Según sostiene la Administración autonómica, el colectivo movilizado está integrado por unos 60 profesionales, lo que representa menos del 1% del dispositivo global contra incendios de la región —formado por 2.100 bomberos forestales y un despliegue total de más de 6.000 efectivos entre profesionales y voluntarios—. Desde el Gobierno regional acusan a este grupo de mantener una «estrategia de chantaje» con el objetivo de tensionar la organización operativa y proyectar una imagen distorsionada de los servicios de emergencias en un contexto de crisis nacional.
Discrepancias en la localización y activación de los retenes
En la nota emitida, la Comunidad de Madrid remarca que la gestión de una gran emergencia exige disciplina de mando e improvisación cero, subrayando que la movilización de recursos debe realizarse exclusivamente desde las bases y retenes asignados. En este sentido, la Administración señala que este personal «no está en sus bases operativas», tal como figura en sus contratos y actas de adjudicación para la campaña 2026, sino que permanece concentrado en las instalaciones de la Dirección General de Emergencias en Las Rozas.

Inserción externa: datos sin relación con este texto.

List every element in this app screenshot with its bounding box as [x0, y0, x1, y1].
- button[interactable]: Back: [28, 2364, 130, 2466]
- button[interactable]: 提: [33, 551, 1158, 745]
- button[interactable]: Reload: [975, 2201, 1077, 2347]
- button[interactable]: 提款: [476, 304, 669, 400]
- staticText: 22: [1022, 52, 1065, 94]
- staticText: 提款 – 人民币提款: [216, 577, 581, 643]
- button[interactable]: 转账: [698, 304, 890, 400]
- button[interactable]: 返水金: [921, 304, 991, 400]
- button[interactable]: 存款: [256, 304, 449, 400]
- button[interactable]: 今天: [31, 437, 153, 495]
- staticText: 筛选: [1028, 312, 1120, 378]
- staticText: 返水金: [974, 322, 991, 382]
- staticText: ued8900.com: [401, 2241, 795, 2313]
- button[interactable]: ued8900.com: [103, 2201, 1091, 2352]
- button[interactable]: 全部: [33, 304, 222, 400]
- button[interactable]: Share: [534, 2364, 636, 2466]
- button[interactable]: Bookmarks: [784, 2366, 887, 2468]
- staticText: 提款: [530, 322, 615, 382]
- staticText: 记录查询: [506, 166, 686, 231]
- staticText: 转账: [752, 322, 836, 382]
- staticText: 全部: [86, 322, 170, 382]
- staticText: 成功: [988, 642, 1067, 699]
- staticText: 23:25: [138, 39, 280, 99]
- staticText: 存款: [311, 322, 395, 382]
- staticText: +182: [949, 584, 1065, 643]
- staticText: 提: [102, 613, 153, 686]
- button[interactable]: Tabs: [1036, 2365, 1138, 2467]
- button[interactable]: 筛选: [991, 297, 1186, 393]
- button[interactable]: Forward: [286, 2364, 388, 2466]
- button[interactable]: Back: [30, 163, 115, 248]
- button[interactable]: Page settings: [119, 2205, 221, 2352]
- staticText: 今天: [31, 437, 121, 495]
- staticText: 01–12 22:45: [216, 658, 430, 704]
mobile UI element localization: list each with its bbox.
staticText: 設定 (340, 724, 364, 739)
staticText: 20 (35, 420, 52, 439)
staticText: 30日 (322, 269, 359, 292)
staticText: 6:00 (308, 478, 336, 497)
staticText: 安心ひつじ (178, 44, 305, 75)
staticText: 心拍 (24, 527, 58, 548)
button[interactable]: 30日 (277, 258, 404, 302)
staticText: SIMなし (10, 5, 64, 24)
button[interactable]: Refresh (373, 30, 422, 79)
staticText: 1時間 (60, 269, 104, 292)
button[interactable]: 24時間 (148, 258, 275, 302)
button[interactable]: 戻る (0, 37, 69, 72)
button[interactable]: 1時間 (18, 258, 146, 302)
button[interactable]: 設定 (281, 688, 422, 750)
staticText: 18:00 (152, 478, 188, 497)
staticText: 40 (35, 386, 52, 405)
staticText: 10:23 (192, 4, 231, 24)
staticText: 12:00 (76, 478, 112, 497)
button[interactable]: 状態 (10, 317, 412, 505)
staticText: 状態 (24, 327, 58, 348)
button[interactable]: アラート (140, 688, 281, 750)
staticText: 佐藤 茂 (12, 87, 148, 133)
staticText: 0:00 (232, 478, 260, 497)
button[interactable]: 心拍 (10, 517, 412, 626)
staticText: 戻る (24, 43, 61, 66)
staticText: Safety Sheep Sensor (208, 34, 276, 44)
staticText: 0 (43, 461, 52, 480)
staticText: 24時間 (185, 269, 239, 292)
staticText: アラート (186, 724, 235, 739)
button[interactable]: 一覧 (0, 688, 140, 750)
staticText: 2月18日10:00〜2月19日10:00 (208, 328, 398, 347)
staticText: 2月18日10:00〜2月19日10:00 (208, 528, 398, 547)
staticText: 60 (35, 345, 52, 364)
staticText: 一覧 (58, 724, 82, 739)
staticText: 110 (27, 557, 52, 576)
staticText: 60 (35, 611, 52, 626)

El Ejecutivo autonómico defiende que el protocolo de asignación de destinos opera bajo el mismo sistema desde hace más de 25 años. Por ello, considera que atribuir la falta de intervención de estos trabajadores a una escasez de medios o a la negativa del Gobierno a movilizarlos supone «alterar la realidad y generar alarma social» mientras miles de vecinos continúan desalojados de sus municipios.
Desde la Puerta del Sol aseguran haber mantenido múltiples vías de diálogo y negociación con los representantes de este colectivo laboral, durante las cuales se plantearon propuestas de mejora económica dentro del marco legal. No obstante, el Gobierno regional enfatiza que no aceptará que la emergencia de interés nacional sea utilizada como herramienta de presión política o laboral mediante «falsedades y mensajes distorsionados», y expresa su respaldo absoluto a los profesionales que sí están trabajando sobre el terreno.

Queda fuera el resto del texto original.